L'un des deux hommes entame la conversation avec le second :
— Le bateau prend l'eau et va couler avant que nous atteignions la côte.
— C'est exact, constate le second. La ligne de flottaison est trop haute. Notre charge est trop importante pour que la fissure, sur le côté, soit au-dessus de cette ligne. Nous sommes trop nombreux.
— Il faut donc alléger le contenu de notre embarcation, dit le premier.
— C'est une solution.
— Nous ne pouvons nous séparer de nos vivres : il nous serait impossible de survivre.
— Il n'y a rien d'autre à évacuer, répond naïvement le second.
— Vous avez parfaitement compris ce que j'ai voulu insinuer, dit malicieusement le premier.
— Certes, je ne le nie point. Mais ne pouvons-nous pas colmater la brèche ?
— Si, avec notre réserve commune et unique dans cette embarcation : de la gomme à mâcher. Mais cela signifie avoir moins de sucre et ressentir un peu la faim.
— Il y a une autre possibilité. Il reste deux rames : ramons. Nous atteindrons alors peut-être le rivage à temps.
— Ce serait renoncer à nos privilèges, déclare immédiatement le premier. Notre part légitime de victuailles due à notre inactivité.
— C'est vrai, reconnaît le second.
— Il est donc nécessaire qu'une majorité des rameurs quitte cette embarcation pour que la fissure soit émergée et que nous puissions continuer.
— Personne ne voudra partir.
— Nous pouvons en tuer, dit simplement le premier. Nous avons tous deux une arme à feu et les autres non.
— Ils vont se rebeller, se défendre, nous maîtriser, et nous tuer, objecte le second.

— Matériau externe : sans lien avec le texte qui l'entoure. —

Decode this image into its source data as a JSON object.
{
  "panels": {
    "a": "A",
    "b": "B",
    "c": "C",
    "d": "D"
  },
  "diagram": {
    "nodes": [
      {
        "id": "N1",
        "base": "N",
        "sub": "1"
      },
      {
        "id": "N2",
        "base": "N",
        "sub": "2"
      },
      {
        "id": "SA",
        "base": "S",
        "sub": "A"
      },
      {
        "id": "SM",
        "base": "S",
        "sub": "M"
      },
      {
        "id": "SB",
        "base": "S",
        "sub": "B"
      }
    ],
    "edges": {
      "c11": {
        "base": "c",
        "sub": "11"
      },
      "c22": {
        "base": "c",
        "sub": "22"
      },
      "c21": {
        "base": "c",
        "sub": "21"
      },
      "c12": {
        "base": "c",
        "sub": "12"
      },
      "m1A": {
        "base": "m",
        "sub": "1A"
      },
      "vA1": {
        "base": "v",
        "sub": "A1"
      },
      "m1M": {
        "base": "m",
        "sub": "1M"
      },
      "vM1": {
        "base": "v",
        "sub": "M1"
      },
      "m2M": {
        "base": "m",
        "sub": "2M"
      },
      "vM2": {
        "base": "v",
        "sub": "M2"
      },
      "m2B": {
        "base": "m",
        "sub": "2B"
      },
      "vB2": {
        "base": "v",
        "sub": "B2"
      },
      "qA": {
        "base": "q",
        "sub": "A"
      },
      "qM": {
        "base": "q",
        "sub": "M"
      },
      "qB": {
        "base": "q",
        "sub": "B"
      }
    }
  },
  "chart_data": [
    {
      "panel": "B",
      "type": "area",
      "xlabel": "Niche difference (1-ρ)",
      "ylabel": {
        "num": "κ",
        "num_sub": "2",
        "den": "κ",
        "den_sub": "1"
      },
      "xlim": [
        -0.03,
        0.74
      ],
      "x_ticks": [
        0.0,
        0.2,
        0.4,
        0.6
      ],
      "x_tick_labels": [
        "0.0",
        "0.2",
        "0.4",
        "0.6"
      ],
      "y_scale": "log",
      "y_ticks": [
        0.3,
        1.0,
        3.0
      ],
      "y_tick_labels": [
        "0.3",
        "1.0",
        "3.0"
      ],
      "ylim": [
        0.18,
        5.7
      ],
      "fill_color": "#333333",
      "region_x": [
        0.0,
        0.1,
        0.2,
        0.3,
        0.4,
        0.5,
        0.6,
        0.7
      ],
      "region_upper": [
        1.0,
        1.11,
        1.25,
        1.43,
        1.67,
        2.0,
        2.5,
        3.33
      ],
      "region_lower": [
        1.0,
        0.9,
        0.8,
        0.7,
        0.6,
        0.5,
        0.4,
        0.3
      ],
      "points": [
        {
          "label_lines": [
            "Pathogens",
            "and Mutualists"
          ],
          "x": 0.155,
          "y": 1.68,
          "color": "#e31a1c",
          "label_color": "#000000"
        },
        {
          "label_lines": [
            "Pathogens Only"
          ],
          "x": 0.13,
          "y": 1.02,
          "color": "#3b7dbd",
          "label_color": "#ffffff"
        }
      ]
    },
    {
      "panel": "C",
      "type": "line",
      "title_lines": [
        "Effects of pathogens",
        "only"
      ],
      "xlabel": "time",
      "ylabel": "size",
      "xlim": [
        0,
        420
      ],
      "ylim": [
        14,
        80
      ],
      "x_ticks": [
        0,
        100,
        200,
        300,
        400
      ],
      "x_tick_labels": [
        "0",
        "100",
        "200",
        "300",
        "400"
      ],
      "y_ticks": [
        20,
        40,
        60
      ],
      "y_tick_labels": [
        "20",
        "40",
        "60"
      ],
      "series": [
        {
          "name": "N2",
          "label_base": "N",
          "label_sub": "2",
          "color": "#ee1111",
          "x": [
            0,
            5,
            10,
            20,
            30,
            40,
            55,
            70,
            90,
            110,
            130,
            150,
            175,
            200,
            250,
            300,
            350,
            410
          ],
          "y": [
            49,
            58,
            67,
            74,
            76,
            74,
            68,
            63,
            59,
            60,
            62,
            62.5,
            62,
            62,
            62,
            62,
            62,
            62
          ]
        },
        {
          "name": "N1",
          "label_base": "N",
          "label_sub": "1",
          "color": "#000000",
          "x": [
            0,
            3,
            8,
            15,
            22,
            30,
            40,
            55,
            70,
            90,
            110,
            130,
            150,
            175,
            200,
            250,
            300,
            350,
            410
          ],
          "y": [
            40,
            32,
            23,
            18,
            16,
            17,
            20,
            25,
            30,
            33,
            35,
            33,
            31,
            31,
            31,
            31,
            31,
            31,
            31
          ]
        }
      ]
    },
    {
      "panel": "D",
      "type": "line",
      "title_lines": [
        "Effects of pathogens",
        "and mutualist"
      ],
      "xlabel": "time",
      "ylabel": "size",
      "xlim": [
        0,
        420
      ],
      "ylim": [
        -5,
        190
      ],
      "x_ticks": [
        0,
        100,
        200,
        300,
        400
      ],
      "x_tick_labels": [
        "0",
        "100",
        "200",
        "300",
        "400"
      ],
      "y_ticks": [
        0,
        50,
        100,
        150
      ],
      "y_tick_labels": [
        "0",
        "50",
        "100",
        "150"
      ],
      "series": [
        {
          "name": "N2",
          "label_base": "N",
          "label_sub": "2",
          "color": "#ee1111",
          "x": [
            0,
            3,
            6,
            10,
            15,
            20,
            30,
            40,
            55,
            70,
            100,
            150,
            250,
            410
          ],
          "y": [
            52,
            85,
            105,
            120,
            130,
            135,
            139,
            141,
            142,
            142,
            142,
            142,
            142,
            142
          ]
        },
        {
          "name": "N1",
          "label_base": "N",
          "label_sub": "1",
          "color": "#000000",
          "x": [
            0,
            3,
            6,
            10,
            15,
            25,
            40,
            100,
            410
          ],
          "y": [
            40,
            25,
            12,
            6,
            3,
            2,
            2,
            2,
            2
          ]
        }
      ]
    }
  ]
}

— Allions-nous avec les deux autres que vous voyez là-bas. Ce sont les plus intelligents et les plus forts après nous, et chacun d'eux possède une arme blanche. À quatre, la barque ne coulera pas.
— Même à quatre, nous ne réussirons pas à évincer les six autres.

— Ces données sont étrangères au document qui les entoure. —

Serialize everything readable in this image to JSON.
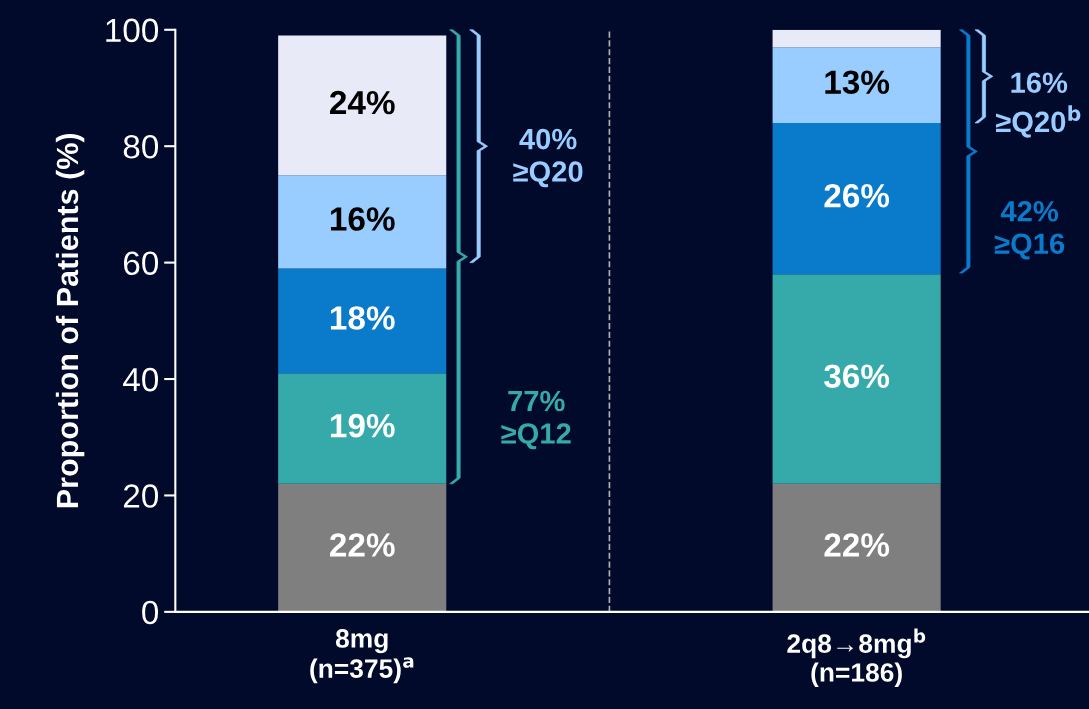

— Dans ce cas, il nous faut ruser. Faisons croire à la majorité que la survie nécessite seulement la mort de deux d'entre eux. Répétons l'astuce deux fois à intervalles raisonnablement espacés : nous ne serons plus que quatre. Les plus simplets ont la mémoire courte et il sera facile de les tromper, étant donné que nous sommes les chefs.
— La raison voudrait que l'on applique ce plan, dit le second. L'amour de Dieu voudrait que non.

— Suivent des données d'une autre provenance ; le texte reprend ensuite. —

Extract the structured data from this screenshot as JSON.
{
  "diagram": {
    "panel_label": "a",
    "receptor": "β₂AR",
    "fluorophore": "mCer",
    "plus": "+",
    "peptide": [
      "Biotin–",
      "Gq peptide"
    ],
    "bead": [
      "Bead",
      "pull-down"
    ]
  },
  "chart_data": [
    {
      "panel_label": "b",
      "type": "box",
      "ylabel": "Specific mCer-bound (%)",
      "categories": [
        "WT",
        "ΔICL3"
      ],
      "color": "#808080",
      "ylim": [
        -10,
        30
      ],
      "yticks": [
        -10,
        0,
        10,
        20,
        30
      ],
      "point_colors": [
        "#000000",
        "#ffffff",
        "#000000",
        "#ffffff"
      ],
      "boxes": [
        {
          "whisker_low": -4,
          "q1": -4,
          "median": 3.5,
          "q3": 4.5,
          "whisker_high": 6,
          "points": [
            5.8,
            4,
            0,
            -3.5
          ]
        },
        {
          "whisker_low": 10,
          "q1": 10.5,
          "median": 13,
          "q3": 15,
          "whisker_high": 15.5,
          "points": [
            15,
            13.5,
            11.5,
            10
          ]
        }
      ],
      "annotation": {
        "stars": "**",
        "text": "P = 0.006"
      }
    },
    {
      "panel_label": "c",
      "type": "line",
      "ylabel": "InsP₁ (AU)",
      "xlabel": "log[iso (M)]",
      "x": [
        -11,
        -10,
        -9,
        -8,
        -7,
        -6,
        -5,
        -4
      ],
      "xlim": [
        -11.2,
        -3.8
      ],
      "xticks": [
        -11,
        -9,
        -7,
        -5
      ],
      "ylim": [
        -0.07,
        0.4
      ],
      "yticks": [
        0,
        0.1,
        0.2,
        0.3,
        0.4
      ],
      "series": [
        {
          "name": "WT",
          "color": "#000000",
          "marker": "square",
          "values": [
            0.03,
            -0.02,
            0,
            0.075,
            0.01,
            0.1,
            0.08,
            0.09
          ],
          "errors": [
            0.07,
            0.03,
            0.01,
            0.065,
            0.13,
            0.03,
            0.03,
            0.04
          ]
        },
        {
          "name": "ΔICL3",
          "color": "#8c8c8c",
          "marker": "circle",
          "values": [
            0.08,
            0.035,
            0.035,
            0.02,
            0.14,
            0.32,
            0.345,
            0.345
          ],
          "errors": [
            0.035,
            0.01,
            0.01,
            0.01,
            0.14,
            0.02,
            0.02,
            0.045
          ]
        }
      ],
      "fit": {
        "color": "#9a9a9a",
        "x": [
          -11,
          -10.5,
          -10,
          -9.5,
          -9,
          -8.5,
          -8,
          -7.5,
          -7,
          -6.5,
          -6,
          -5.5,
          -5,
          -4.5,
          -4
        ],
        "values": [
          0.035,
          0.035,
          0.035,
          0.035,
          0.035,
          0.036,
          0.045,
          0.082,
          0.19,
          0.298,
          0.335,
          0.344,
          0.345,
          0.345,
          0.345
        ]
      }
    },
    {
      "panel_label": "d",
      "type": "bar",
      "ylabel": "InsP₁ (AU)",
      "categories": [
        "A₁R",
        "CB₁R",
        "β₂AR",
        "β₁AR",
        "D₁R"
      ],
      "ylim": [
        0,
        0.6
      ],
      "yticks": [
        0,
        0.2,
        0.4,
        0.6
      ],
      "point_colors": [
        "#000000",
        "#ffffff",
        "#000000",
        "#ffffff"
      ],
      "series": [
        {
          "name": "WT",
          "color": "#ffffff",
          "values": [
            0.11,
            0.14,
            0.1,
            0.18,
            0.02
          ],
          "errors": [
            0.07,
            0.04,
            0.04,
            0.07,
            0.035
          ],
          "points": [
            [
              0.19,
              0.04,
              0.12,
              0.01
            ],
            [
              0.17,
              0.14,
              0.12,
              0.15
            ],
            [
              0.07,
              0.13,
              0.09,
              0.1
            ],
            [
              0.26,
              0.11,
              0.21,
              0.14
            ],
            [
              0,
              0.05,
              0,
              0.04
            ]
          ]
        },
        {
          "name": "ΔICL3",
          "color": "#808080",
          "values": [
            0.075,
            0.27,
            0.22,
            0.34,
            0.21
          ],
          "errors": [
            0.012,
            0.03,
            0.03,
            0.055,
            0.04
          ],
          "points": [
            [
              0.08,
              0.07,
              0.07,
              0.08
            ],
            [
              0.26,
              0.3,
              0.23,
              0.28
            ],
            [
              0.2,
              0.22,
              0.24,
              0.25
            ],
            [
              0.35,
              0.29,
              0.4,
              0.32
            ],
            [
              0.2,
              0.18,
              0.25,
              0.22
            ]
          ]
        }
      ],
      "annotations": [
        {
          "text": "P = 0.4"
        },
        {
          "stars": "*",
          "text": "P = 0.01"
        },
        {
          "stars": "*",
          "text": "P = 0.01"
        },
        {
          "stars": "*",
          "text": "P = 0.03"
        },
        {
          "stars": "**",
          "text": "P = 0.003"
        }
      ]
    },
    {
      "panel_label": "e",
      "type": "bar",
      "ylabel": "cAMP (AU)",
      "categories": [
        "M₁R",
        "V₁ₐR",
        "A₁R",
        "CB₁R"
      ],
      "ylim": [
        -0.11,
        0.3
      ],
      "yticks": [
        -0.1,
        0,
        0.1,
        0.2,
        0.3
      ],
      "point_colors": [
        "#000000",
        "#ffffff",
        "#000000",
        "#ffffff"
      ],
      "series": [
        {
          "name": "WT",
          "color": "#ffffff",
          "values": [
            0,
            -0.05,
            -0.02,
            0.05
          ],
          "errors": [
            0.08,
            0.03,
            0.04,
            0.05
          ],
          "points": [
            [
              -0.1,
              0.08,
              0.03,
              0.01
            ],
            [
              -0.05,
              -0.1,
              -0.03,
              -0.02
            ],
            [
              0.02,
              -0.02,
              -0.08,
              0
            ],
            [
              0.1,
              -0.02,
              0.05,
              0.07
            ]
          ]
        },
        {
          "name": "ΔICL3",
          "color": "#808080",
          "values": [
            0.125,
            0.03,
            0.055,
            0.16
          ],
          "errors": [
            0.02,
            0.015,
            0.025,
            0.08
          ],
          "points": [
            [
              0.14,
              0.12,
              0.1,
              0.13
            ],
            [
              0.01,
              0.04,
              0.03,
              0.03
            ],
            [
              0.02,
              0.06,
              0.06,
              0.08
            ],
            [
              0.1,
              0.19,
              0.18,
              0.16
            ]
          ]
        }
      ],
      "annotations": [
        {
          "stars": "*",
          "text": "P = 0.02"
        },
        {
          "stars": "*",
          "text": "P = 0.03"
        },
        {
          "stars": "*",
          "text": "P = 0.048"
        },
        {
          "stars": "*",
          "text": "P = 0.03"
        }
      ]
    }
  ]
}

— La raison nous commande notre survie, l'amour de Dieu non.
— Certes, alors prions.
— Prier ne nous sauvera pas, remarque le premier.
— Pas maintenant peut-être, mais en définitive, si.
— Les autres vont bientôt s'apercevoir que le bateau coule, s'inquiète le premier. Il faut s'exécuter.

— Non.
— Malgré le fait que nous soyons alliés, je peux vous tuer à cet instant et me débrouiller.
— Vous avez besoin de moi pour mener votre plan à terme. De plus, les rameurs s'inquiéteront de me voir tuer par vous.
— Je vous demande donc, pour l'amour de Dieu, de vous sacrifier.
— Je n'en ai pas la moindre envie, dit simplement le second, et mon sacrifice sera inutile s'il est isolé.
— Mais si nous ne faisons rien, nous allons mourir.
— Eh bien ! nous mourrons dans l'honneur et l'intégrité.
L'eau monte. Les rameurs demandent l'aide des deux chefs. Ceux-ci posent des conditions pour l'apport de leurs efforts modérés. Mais l'urgence devient plus grande. Les rameurs demandent aux deux chefs de colmater la brèche en mettant à disposition leur réserve de gomme à mâcher. Les dominants refusent. Les rameurs s'insurgent. Les chefs ripostent.